Ancak Afrika’nın kalabalık nüfuslu ülkelerinden biri olan Sudan’da yaşanan gelişmeler ne dünya kamuoyunda ne de diplomatik sahada gerekli ilgiyi bir türlü göremedi. Halbuki son yılların en büyük insani trajedilerinden biri de Sudan’da yaşanıyor.
Dünyanın en büyük yerinden edilme krizi
BM'ye bağlı Uluslararası Göç Örgütü'ne (IOM) göre dünyanın en büyük yerinden edilme krizinin yaşandığı Sudan'da 6 milyon 552 bin 118 kişi ülke içinde yerinden oldu, 2 milyon 19 bin 27 kişi ise ülke dışında güvenlik arayışında bulundu.
BM, Sudan'daki savaşta yaklaşık 15 binden fazla kişinin doğrudan çatışmalardan etkilenerek hayatını kaybettiğini belirlese de sağlık sisteminin çökmesi nedeniyle bu sayının çok daha fazla olduğu tahmin ediliyor.

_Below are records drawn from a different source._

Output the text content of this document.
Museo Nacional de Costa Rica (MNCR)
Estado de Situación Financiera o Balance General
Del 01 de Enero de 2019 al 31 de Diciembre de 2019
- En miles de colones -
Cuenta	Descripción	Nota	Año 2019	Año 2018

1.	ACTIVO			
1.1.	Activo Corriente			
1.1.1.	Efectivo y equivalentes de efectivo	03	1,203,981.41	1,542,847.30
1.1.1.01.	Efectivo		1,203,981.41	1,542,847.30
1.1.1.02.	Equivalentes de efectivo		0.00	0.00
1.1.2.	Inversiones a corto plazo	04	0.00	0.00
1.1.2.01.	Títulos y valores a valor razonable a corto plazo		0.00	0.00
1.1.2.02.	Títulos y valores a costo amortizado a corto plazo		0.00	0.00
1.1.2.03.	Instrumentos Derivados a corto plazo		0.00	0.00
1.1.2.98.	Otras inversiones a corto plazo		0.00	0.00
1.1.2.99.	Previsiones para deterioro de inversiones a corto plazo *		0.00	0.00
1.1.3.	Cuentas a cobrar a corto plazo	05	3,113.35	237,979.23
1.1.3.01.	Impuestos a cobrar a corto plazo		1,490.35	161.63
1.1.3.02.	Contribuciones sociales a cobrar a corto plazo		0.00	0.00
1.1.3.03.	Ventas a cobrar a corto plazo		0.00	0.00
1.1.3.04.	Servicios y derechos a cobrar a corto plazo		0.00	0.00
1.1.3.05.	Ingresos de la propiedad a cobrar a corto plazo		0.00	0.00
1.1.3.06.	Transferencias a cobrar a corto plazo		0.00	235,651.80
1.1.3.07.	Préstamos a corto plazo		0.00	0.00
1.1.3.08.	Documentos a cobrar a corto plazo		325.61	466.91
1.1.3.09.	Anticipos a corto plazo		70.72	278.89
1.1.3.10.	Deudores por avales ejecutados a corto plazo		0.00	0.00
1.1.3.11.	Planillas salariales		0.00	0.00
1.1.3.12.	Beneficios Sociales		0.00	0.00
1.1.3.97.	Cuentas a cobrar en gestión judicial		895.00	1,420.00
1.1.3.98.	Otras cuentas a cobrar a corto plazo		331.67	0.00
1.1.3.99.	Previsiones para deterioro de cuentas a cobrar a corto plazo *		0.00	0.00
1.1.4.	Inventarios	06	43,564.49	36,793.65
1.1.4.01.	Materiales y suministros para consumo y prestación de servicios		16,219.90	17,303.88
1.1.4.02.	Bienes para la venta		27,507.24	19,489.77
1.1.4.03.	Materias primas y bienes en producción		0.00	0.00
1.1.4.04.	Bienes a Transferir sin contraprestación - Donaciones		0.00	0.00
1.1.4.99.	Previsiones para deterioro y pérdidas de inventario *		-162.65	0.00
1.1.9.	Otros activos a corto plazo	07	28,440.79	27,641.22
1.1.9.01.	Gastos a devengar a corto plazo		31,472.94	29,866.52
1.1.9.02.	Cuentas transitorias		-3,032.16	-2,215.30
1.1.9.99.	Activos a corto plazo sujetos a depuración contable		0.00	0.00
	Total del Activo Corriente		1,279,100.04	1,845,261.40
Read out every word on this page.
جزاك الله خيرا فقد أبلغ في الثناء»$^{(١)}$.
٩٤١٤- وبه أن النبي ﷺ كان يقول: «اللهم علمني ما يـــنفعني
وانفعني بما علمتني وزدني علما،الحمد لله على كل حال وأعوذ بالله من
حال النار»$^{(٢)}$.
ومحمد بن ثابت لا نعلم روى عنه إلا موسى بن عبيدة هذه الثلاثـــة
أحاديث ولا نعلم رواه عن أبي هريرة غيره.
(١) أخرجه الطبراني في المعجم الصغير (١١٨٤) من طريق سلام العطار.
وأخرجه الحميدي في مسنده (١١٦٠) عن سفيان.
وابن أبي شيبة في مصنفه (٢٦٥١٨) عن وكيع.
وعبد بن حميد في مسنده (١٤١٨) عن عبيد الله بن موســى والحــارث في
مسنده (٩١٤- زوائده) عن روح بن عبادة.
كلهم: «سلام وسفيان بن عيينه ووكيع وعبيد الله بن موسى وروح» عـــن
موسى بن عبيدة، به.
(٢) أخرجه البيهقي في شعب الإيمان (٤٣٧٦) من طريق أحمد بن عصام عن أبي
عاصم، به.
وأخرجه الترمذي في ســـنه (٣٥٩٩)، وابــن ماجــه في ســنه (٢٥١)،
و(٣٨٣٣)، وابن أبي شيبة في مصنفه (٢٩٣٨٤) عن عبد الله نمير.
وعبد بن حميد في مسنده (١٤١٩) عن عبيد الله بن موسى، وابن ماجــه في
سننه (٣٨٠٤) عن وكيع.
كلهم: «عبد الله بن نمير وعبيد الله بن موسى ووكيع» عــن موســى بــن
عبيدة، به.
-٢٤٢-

Çatışmaların sürdüğü bölgelerde insani yardımların ulaştırılamadığı Sudan'da 25 milyondan fazla kişinin insani yardıma muhtaç durumda olduğu, yaklaşık 730 bin çocuğun akut gıdasızlık çektiği bildirildi.
200 bin çocuk ölüm riskiyle karşı karşıya
Yardımların ulaşamaması durumunda açlığın kaçınılmaz olduğu tahmin edilen ülkede "Çocukluğu Kurtarın" Derneği'ne göre 200 bin çocuk, gelecek ay ölüm riskiyle karşı karşıya.
Dünya Gıda Programı (WFP), Sudan'daki krizin sınırları aştığını, Çad ve Güney Sudan'ı da etkilediğini kaydetti.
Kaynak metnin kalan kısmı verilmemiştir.